Rhiannon Giddens, álbum Freedom Highway.

 

Giddens já passou por vários projectos. Este é o seu segundo álbum a solo. O primeiro, lançado em 2015, tinha o número mínimo de originais para não poder ser classificado com exclusivamente de versões. Desta feita, nove dos doze temas são originais, mas alguns parecem tão genuínos que é como se pudessem ter sido compostos em meados do século XIX e cantados em torno de fogueiras no Texas ou em plantações de algodão no Louisiana. Há aqui uma preocupação com a história dos Estados Unidos, com as lutas, os sacrifícios e a violência que ela incluiu. A canção At the Purchaser's Option, no vídeo acima, é inspirada num anúncio verdadeiro, no qual uma escrava de 22 anos é oferecida para venda, ficando à consideração do comprador a inclusão no negócio da sua filha de nove meses.

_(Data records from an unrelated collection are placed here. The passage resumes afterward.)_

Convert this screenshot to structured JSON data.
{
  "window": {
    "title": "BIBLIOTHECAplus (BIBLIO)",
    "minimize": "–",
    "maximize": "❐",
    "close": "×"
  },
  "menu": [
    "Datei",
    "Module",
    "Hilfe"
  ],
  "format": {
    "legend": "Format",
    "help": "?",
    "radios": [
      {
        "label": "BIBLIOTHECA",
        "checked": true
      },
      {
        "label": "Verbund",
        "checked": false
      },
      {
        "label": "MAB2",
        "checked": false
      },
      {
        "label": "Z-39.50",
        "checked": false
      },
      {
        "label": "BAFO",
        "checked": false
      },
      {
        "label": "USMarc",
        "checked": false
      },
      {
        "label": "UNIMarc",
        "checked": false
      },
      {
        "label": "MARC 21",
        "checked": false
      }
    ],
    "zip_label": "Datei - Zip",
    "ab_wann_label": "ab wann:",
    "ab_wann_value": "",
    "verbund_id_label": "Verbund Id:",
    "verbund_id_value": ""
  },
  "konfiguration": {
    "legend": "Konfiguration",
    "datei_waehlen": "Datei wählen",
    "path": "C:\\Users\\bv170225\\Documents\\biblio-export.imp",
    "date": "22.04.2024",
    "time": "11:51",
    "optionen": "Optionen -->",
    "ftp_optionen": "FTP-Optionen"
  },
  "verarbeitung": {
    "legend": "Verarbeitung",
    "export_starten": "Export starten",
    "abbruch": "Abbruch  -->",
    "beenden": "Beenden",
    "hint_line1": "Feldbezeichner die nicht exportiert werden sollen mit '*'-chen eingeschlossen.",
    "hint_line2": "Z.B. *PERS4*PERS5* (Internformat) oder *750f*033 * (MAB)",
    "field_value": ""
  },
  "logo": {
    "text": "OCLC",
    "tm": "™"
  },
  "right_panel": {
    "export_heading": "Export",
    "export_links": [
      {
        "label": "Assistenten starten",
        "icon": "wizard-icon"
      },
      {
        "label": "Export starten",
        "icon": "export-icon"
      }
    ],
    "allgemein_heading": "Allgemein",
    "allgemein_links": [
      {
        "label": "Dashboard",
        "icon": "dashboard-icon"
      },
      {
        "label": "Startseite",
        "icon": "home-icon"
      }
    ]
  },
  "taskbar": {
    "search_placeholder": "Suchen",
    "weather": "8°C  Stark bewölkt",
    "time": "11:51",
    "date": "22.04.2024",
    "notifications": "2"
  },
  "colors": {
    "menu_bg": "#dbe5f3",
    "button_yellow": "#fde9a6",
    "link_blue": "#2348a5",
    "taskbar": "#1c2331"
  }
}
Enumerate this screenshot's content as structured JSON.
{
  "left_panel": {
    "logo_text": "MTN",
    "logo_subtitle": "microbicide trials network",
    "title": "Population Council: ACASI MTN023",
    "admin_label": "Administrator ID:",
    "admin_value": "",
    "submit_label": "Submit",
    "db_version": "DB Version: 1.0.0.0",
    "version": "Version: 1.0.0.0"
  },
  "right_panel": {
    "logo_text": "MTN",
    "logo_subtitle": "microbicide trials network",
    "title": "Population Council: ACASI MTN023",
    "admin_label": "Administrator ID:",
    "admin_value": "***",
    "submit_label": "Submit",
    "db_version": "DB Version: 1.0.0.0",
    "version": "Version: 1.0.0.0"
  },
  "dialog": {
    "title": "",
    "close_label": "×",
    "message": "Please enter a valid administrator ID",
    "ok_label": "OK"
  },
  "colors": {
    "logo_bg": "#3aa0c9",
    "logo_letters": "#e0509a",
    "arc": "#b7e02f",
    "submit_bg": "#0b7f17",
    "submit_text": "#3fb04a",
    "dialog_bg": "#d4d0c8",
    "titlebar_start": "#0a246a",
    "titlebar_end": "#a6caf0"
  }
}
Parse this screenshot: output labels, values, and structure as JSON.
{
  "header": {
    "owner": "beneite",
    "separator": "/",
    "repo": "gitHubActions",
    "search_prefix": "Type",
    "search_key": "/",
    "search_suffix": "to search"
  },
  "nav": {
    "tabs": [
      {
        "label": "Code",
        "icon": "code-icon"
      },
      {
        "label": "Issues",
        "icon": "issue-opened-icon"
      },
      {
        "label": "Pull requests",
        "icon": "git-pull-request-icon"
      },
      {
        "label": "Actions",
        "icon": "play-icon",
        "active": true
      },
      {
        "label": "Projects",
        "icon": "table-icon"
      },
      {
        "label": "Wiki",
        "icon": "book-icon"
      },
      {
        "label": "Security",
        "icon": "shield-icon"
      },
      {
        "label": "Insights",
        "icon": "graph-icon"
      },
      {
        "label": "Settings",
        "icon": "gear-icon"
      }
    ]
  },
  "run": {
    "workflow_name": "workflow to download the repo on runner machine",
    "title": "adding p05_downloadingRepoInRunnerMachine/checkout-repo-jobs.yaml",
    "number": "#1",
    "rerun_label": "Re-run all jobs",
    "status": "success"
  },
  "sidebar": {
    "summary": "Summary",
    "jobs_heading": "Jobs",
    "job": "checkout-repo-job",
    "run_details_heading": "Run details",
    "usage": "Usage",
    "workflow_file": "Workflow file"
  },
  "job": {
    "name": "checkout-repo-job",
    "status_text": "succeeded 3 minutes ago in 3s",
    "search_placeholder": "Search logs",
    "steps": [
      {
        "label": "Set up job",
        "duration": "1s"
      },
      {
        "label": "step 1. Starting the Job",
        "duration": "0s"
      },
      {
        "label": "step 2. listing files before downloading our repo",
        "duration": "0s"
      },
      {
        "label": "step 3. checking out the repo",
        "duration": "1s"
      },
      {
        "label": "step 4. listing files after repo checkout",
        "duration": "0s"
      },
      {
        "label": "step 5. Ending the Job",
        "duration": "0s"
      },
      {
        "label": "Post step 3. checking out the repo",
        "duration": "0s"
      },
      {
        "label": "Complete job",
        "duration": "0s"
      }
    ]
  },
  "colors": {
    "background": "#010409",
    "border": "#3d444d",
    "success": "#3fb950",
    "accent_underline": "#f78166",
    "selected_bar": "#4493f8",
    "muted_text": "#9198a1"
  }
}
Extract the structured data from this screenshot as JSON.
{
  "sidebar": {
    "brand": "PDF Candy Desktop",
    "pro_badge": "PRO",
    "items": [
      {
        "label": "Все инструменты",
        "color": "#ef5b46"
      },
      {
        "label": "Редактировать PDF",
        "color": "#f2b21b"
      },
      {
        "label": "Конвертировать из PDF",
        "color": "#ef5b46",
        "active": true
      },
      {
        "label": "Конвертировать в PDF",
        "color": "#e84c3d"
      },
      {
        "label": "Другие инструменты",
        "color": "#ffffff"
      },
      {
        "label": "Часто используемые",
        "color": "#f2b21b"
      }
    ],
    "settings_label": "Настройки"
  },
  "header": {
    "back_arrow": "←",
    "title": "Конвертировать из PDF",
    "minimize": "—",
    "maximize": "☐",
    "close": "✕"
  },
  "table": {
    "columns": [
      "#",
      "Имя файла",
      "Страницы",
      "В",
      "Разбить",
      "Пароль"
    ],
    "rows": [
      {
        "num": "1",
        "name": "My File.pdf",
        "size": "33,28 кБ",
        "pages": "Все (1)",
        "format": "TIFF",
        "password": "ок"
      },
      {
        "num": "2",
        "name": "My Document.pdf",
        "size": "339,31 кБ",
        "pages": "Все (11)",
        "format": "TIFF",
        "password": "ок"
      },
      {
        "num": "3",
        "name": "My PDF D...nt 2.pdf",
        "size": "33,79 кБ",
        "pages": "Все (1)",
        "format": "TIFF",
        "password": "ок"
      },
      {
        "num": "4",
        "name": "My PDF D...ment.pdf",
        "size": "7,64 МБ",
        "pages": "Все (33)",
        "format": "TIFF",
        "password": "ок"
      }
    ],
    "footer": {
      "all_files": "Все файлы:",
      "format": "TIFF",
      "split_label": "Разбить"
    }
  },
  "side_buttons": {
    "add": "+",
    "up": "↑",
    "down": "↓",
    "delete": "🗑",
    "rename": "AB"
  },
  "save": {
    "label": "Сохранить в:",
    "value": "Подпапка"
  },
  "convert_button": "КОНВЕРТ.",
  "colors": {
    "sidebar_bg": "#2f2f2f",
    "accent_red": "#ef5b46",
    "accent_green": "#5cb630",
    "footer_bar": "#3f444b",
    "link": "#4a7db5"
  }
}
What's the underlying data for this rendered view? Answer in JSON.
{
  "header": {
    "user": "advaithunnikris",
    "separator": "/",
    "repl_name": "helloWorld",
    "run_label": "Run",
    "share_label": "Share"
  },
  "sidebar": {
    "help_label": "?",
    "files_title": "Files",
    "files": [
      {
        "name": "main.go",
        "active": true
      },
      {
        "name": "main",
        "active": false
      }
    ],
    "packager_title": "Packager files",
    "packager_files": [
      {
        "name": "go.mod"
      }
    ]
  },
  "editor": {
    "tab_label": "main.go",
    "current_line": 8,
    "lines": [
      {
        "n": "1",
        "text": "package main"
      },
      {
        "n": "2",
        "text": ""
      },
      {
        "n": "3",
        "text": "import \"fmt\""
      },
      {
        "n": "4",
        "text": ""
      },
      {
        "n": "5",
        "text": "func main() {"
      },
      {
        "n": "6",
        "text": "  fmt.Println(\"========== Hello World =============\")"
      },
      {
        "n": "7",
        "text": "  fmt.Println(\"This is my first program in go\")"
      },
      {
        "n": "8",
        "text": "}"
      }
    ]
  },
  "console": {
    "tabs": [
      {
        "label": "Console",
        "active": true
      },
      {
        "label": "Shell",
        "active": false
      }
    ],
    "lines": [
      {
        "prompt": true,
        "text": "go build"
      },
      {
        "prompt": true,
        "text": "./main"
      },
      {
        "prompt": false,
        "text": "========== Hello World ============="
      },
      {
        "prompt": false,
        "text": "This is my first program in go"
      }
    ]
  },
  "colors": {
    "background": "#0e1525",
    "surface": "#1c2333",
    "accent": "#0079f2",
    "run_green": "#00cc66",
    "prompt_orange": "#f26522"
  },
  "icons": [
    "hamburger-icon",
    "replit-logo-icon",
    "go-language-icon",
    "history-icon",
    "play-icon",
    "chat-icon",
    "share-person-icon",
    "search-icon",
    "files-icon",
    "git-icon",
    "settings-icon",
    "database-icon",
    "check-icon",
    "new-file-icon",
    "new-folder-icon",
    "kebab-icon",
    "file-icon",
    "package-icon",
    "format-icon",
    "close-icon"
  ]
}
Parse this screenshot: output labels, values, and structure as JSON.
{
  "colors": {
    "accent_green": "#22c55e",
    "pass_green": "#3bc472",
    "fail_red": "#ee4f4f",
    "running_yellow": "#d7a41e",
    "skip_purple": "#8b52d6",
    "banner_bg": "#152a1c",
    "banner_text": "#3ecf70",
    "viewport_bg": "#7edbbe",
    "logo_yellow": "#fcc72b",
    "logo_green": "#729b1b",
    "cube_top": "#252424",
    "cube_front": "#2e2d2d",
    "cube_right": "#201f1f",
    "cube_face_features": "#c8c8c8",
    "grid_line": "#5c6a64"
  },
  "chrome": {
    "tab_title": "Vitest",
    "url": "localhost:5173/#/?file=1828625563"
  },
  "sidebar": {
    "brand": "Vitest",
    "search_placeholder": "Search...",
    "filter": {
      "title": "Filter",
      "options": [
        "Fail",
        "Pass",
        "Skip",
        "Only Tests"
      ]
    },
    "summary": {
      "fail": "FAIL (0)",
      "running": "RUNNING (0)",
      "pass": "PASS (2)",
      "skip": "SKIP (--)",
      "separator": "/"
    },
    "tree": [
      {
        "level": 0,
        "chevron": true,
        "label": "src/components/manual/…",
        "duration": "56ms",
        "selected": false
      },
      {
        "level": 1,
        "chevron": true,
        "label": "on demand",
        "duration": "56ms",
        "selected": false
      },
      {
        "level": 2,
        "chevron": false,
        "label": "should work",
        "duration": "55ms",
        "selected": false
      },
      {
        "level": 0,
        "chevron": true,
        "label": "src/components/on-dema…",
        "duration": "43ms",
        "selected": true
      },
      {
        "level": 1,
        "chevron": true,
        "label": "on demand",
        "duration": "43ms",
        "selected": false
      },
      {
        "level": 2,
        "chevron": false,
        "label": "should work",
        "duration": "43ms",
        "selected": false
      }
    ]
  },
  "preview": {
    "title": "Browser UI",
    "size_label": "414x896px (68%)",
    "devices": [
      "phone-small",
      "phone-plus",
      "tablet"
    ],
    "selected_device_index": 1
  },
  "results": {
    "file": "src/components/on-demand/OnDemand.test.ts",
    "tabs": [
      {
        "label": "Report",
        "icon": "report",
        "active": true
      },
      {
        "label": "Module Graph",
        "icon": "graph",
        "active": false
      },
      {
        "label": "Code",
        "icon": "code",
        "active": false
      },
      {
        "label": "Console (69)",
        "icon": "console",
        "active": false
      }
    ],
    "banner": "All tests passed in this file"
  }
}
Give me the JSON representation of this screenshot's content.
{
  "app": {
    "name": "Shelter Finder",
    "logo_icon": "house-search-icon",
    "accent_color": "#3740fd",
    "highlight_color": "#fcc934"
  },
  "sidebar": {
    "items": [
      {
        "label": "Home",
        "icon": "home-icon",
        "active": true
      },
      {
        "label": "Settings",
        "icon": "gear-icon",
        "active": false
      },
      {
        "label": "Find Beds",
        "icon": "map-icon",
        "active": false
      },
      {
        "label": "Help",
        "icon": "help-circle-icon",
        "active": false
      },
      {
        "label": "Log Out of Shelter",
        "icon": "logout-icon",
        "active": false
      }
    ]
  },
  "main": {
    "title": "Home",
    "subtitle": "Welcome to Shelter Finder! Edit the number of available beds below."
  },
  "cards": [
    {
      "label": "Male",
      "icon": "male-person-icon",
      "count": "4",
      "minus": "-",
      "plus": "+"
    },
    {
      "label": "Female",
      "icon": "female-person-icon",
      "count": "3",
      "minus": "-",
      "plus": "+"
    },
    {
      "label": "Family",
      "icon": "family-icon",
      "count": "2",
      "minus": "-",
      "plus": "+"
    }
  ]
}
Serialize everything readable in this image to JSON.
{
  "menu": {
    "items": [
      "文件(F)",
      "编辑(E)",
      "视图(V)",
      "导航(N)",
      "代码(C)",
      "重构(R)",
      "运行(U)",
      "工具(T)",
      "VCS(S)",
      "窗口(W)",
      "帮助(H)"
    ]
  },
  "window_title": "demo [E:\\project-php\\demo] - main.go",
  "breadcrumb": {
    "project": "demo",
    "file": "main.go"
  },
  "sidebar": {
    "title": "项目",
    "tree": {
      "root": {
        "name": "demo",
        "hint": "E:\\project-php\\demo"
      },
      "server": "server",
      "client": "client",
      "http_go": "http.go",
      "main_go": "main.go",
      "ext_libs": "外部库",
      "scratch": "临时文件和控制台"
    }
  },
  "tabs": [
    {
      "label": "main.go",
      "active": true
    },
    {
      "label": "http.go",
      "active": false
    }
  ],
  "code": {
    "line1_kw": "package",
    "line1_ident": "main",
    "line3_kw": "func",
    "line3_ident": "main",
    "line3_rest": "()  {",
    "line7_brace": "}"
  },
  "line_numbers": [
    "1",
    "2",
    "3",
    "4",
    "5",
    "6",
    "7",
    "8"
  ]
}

Outros temas estabelecem relações com os tempos actuais, através das letras mas também da música, que inclui espirituais negros, blues, folk, country, toques de jazz, até mesmo hip-hop. Estranho mas acessível, tradicional mas desafiante, duro mas inspirador, atrevo-me a afirmar, após somente um par de audições, que vai constituir um dos meus álbuns do ano.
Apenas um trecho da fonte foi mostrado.